A cena punk/new wave do Ulster revelou ainda nomes como Boomtown Rats, Radiators From Space e Stiff Little Fingers, mas esses três se mandaram para Londres bem cedo, pois notaram que em seu país, teriam bem poucas chances de gravar alguma coisa. E é aí que entra o herói desse post, um ex-hippie chamado Terri Hooley.

Dono de uma pequena loja de discos em Belfast, que já se chamava Good Vibrations (homenagem a uma música do Beach Boys), Hooley simpatizou com o punk após assistir o Rudi e o Outcasts. Conversou com as bandas e resolveu dar uma força para eles conseguirem shows. “Ninguém queria gigs punk naquela época e a única maneira de conseguirmos fazer um era ligar para os locais e dizer que estava organizando uma festa de 21 anos de sua filha e que tocariam algumas bandas.
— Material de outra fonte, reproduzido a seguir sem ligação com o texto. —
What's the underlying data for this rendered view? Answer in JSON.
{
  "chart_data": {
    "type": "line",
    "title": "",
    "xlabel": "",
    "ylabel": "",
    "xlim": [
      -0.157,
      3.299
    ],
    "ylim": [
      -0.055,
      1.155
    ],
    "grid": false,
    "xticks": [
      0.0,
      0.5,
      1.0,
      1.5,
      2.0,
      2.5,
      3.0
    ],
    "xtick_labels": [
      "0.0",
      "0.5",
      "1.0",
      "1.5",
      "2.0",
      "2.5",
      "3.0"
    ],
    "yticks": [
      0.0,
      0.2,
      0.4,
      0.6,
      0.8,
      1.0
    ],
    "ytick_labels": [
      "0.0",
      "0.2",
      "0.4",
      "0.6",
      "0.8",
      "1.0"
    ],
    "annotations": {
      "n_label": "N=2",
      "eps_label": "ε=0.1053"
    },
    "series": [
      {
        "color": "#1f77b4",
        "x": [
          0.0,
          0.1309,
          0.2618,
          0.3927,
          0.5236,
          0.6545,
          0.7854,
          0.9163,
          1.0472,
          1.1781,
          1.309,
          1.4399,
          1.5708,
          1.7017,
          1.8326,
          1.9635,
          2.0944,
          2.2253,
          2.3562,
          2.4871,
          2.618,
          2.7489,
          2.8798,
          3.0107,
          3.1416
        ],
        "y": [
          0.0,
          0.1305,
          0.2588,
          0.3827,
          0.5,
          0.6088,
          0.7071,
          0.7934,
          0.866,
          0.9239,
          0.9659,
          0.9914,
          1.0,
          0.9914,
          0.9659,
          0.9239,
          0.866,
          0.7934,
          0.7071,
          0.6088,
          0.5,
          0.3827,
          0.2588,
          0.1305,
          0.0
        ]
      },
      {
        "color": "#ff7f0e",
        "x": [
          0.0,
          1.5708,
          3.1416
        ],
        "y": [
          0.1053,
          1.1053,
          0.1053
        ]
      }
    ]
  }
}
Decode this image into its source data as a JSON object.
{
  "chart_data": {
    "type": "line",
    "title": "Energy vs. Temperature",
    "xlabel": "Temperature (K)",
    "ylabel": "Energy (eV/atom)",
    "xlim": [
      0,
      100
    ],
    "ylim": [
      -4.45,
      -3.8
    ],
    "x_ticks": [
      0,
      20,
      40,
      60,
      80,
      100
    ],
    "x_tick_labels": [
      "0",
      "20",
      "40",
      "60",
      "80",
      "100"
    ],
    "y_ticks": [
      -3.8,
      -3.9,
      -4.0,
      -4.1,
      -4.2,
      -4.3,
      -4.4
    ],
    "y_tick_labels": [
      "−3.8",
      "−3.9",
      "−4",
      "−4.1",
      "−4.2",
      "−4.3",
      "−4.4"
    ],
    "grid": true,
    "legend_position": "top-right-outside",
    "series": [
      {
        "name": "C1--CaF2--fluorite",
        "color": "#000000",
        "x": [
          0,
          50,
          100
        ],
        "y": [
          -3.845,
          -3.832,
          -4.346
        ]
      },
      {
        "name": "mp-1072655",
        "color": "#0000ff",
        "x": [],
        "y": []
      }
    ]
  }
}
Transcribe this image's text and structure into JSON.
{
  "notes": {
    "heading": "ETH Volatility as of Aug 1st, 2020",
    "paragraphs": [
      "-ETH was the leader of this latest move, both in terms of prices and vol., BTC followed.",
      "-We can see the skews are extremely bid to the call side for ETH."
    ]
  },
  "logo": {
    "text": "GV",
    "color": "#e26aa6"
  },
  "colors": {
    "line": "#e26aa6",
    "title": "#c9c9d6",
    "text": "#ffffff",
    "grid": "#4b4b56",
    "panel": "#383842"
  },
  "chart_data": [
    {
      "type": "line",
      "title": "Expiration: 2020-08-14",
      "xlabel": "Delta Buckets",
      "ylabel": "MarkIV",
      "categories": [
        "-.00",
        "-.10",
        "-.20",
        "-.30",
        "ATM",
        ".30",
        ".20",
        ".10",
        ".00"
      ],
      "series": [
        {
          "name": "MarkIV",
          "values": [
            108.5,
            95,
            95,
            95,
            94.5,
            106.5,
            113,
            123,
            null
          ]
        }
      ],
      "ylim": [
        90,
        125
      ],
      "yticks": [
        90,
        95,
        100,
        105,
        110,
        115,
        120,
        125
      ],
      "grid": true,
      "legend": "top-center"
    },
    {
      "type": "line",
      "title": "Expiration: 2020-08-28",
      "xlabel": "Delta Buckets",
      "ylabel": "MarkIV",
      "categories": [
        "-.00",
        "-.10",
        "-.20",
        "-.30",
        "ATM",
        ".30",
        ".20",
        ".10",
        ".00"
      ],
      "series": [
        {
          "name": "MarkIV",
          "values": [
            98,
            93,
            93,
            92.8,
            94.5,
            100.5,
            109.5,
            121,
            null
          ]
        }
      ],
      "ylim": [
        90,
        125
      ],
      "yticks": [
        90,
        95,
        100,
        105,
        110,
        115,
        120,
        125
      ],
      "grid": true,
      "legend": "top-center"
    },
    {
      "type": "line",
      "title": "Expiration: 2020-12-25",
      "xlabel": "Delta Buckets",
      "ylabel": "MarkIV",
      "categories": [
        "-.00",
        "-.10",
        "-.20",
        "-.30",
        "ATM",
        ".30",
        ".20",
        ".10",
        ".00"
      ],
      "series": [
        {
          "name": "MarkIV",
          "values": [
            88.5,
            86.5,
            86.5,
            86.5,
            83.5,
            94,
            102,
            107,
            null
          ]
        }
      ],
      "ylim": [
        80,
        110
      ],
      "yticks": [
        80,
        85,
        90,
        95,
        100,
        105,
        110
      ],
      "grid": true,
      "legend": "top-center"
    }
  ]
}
Quando eles descobriam que na verdade era uma gig punk, era tarde demais…”, conta Hooley numa entrevista de 2008 ao jornal Belfast News Letter (leia o texto completo aqui).

Depois de organizar um show com sete bandas que acabou em grande confusão e a polícia mandando todo mundo para casa na base da porrada (lá, aqui ou e qualquer lugar, polícia é tudo…), Hooley sentiu que era hora de por mais lenha na fogueira. Como a possibilidade daquelas bandas gravarem era praticamente zero, arregaçou as mangas e deu vida ao selo Good Vibrations.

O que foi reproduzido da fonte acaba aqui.